限られたスペースをうまく活用したひな壇状のステージにREJECTのメンバーが登壇し、イベントを開催。ブースいっぱいの来場者を集めていたスティールシリーズジャパン(写真/稲垣宗彦)
限られたスペースをうまく活用したひな壇状のステージにREJECTのメンバーが登壇し、イベントを開催。ブースいっぱいの来場者を集めていたスティールシリーズジャパン(写真/稲垣宗彦)

 これは、周辺機器メーカーならではの施策と言ってもいいかもしれない。ソフトウエアであるゲームは、オンラインの来場者に対して体験版を配信するという方法がとれるが、周辺機器となるとそうはいかないからだ。ふらりと立ち寄った人が実際の製品を手に取り、その良さを体感できるTGSのようなイベントは、ブランドの認知とイメージを向上させるのに最適の場である。こうした二極化は今後も進んでいくかもしれない。

小さいブース、増えてない?

 3つめが、小ぶりなブースが増えたことだ。

 TGS2022の出展社数は605社、出展小間数は1881小間だったという。ちなみに過去最大規模であった19年は、出展者数655社、出展小間数は2417小間だった。それぞれの数は減っているが、9~11の3ホール分を縮小してこの数字。会場を埋めるブースと来場者の熱気は想像以上だった。

 ただ、会場を回って感じたのが、小さいブースが増えたということだった。上記の数字から単純に算出するならば、19年は1社平均で約3.7小間、22年は約3.1小間だから、その印象はあながち間違っていないように思う。

 これは家庭用ゲーム機もPCも、ゲームをダウンロード販売できるようになったことと関係があるのではないだろうか。メーカーは、ゲームを完成させることさえできれば、物理的なパッケージを製造・流通させるだけの資本力がなくとも、ユーザーに作品を届けることができる。インディーゲームが増えたのもこれが理由だ。

小さなブースがずらりと並ぶ「インディーゲームコーナー」は大盛況だった(撮影/木村輝)
小さなブースがずらりと並ぶ「インディーゲームコーナー」は大盛況だった(撮影/木村輝)

 これには実はデメリットもある。電子書籍に例えると分かりやすいが、ダウンロード販売の難点は不意の出合いが生まれにくいのだ。書店をぶらぶら歩いていたところ、表紙に目を奪われて、全く知らなかった1冊を手に取ってみる――そんな出合いが起こりにくい。販売サイトも利用者の注文履歴からリコメンドを表示するなどの工夫をしているが、あくまでも「好きそうなもの」を薦めてくれるだけで、購買者の直感に頼った“飛躍”はないのだ。

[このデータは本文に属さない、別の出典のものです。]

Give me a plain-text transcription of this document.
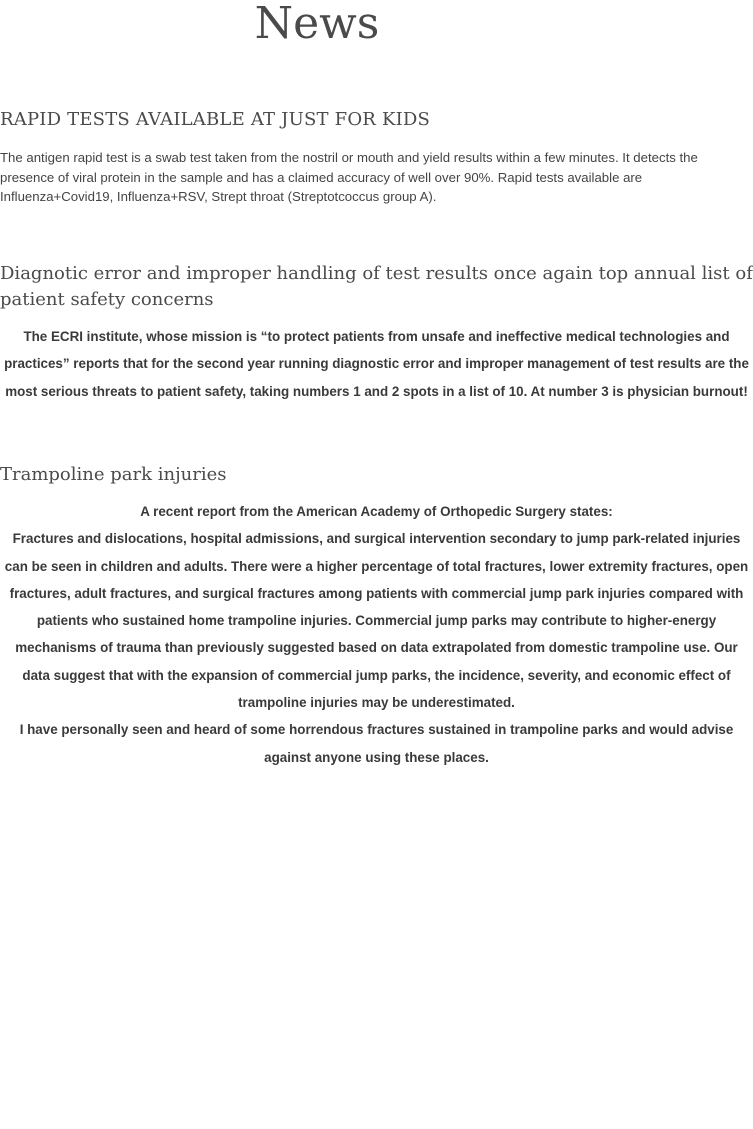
News
RAPID TESTS AVAILABLE AT JUST FOR KIDS

The antigen rapid test is a swab test taken from the nostril or mouth and yield results within a few minutes. It detects the presence of viral protein in the sample and has a claimed accuracy of well over 90%. Rapid tests available are Influenza+Covid19, Influenza+RSV, Strept throat (Streptotcoccus group A).

Diagnotic error and improper handling of test results once again top annual list of patient safety concerns

The ECRI institute, whose mission is “to protect patients from unsafe and ineffective medical technologies and practices” reports that for the second year running diagnostic error and improper management of test results are the most serious threats to patient safety, taking numbers 1 and 2 spots in a list of 10. At number 3 is physician burnout!

Trampoline park injuries

A recent report from the American Academy of Orthopedic Surgery states:

Fractures and dislocations, hospital admissions, and surgical intervention secondary to jump park-related injuries can be seen in children and adults. There were a higher percentage of total fractures, lower extremity fractures, open fractures, adult fractures, and surgical fractures among patients with commercial jump park injuries compared with patients who sustained home trampoline injuries. Commercial jump parks may contribute to higher-energy mechanisms of trauma than previously suggested based on data extrapolated from domestic trampoline use. Our data suggest that with the expansion of commercial jump parks, the incidence, severity, and economic effect of trampoline injuries may be underestimated.

I have personally seen and heard of some horrendous fractures sustained in trampoline parks and would advise against anyone using these places.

 その点、TGSのようなイベントは不意の出合いを創出し、ユーザーにダイレクトに自社商品を印象づけられる。今後、コロナ禍が収束し、TGSの規模が19年に近づく、あるいは追い越したとしても、1社辺りのスペースが拡大する方向へは進まないのではないかと筆者は見る。

 こうした見立ては、次のTGSがやってこないと正しいかどうか分からない。いずれにしろ、23年のTGSは、どんな変異種が来ようとも、20~21年のような状態には戻らないことを切に願う。